Mac went across to a decanter of whiskey on the buffet and poured himself a drink with a hand that shook just a trifle. He said, “Five minutes, and we'll go for help. How did you figure out---?”

“Playwright's instinct, Mac. I told you that second act just didn't jell, and you thought I was talking through my hat. But I know how I can make it jell. I got a dilly of an idea for that play I have to write. Listen, I start off with a lonely house and a homicidal---”

“Save it. I'll come down to New York and see it on the boards.” He looked at the decanter of whiskey in his hand and then at me, incredulously. “Mean to say you're not having one with me?”
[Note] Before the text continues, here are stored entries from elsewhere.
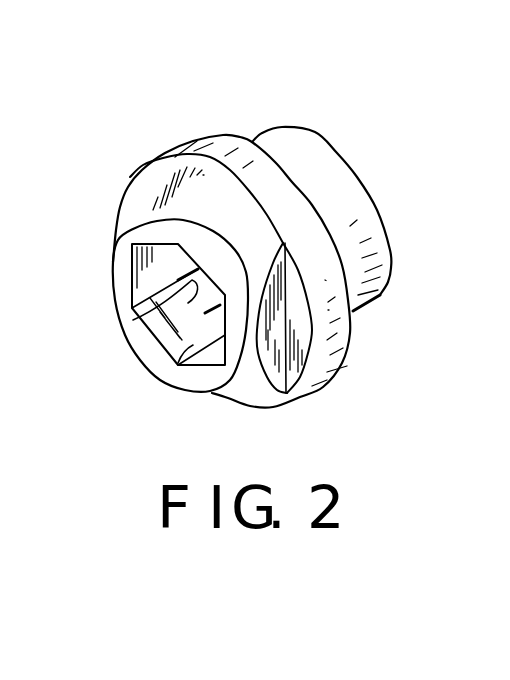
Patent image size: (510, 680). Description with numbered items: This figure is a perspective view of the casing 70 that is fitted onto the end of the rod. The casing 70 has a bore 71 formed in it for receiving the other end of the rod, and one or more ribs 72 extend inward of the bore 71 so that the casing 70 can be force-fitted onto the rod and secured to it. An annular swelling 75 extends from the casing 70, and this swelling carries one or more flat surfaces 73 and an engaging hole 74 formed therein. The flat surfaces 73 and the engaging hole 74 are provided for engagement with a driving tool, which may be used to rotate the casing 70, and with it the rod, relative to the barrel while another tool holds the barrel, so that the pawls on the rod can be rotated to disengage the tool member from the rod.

The casing 70 is at (243, 98).
The bore 71 is at (333, 163).
The ribs 72 is at (182, 310).
The flat surfaces 73 is at (124, 185).
The engaging hole 74 is at (178, 365).
The annular swelling 75 is at (325, 347).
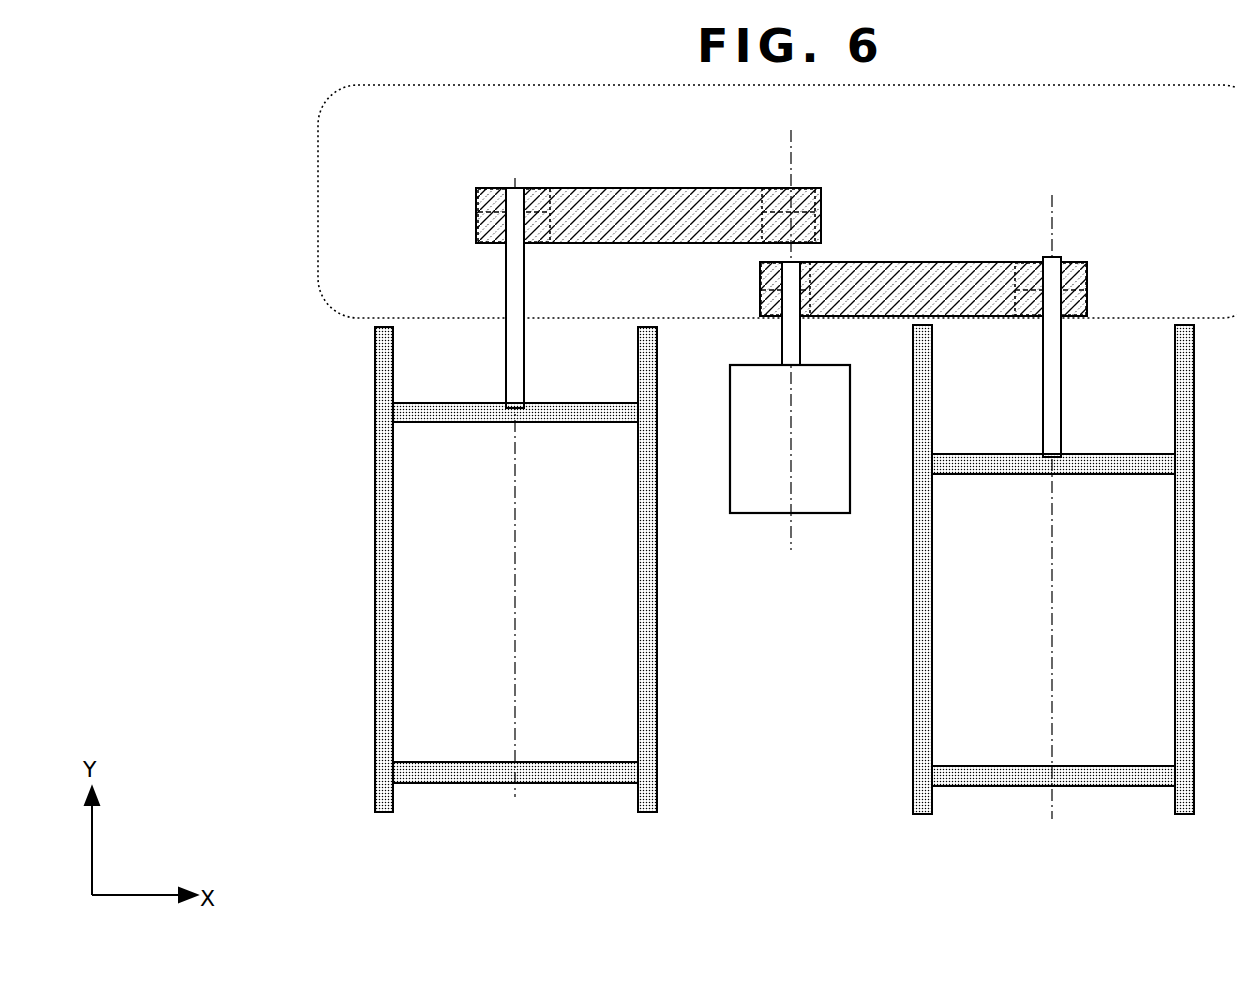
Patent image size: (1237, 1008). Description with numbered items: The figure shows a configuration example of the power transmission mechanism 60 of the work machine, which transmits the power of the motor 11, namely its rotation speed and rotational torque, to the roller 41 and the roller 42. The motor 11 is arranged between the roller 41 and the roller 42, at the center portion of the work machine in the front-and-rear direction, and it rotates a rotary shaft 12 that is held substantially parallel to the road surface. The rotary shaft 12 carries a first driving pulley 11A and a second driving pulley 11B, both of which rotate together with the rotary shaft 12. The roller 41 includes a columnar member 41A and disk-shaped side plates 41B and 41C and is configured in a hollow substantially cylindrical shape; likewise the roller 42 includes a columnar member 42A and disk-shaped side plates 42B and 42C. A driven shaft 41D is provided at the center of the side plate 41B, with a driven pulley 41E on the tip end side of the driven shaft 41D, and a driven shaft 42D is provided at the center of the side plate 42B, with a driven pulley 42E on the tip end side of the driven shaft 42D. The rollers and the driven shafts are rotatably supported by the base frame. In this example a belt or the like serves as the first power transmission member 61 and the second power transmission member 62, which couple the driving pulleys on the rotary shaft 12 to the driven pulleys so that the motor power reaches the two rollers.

The power transmission mechanism 60 is at (578, 85).
The first power transmission member 61 is at (905, 262).
The second power transmission member 62 is at (645, 188).
The motor 11 is at (765, 513).
The first driving pulley 11A is at (758, 298).
The second driving pulley 11B is at (752, 190).
The rotary shaft 12 is at (782, 330).
The roller 41 is at (999, 608).
The columnar member 41A is at (913, 728).
The side plate 41B is at (1003, 474).
The side plate 41C is at (1014, 786).
The driven shaft 41D is at (1062, 395).
The driven pulley 41E is at (1003, 262).
The roller 42 is at (436, 606).
The columnar member 42A is at (375, 700).
The side plate 42B is at (478, 422).
The side plate 42C is at (445, 783).
The driven shaft 42D is at (525, 308).
The driven pulley 42E is at (492, 190).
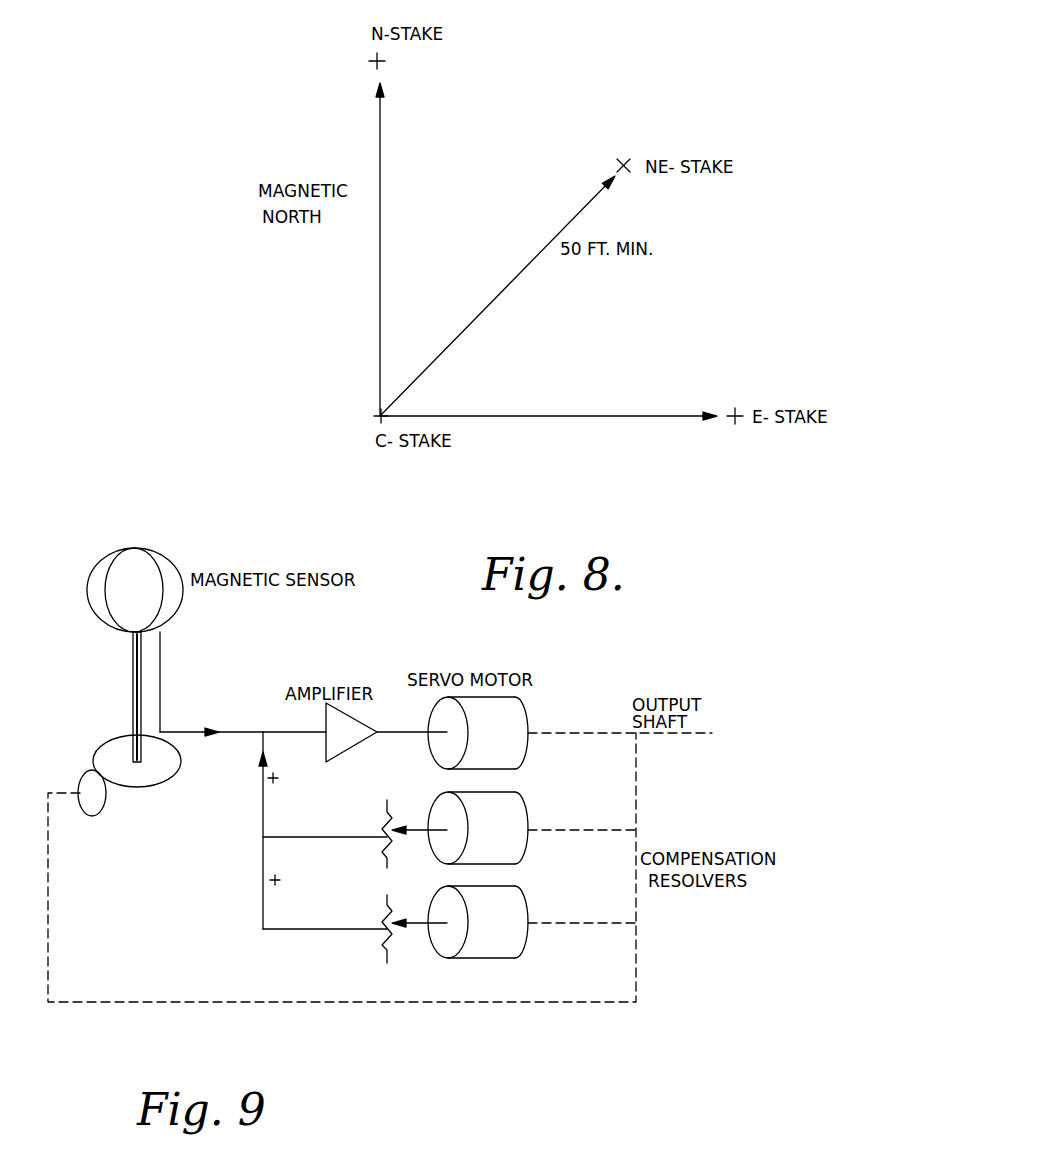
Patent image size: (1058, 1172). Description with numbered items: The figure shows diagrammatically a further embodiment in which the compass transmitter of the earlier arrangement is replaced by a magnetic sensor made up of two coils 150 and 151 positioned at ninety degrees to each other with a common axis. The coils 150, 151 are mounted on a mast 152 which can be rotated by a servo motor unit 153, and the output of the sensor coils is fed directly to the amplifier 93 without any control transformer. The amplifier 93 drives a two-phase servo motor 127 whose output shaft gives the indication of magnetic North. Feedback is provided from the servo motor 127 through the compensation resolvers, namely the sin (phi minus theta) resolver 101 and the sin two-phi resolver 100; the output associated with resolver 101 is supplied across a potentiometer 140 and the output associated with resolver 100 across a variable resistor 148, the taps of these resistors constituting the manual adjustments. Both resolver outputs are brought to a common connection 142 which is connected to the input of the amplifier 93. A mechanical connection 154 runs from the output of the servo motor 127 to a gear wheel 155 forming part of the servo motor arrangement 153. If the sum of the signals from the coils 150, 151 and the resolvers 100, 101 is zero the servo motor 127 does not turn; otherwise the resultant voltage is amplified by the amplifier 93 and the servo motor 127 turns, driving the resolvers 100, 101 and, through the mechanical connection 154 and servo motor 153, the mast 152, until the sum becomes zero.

I shook my head firmly. “On the wagon till the play's complete. Or---say, I don't even want a drink. Mac, is there anything in this shock treatment of yours? And you didn't by any chance arrange all this just to---?”

He'd just downed the drink he'd poured---and he choked on it. When he could talk again he said, “You crazy---” and raised the decanter as though he was going to throw it at me. Then the reaction hit us, and we had an arm around each other's shoulders and laughed until it brought tears to our eyes.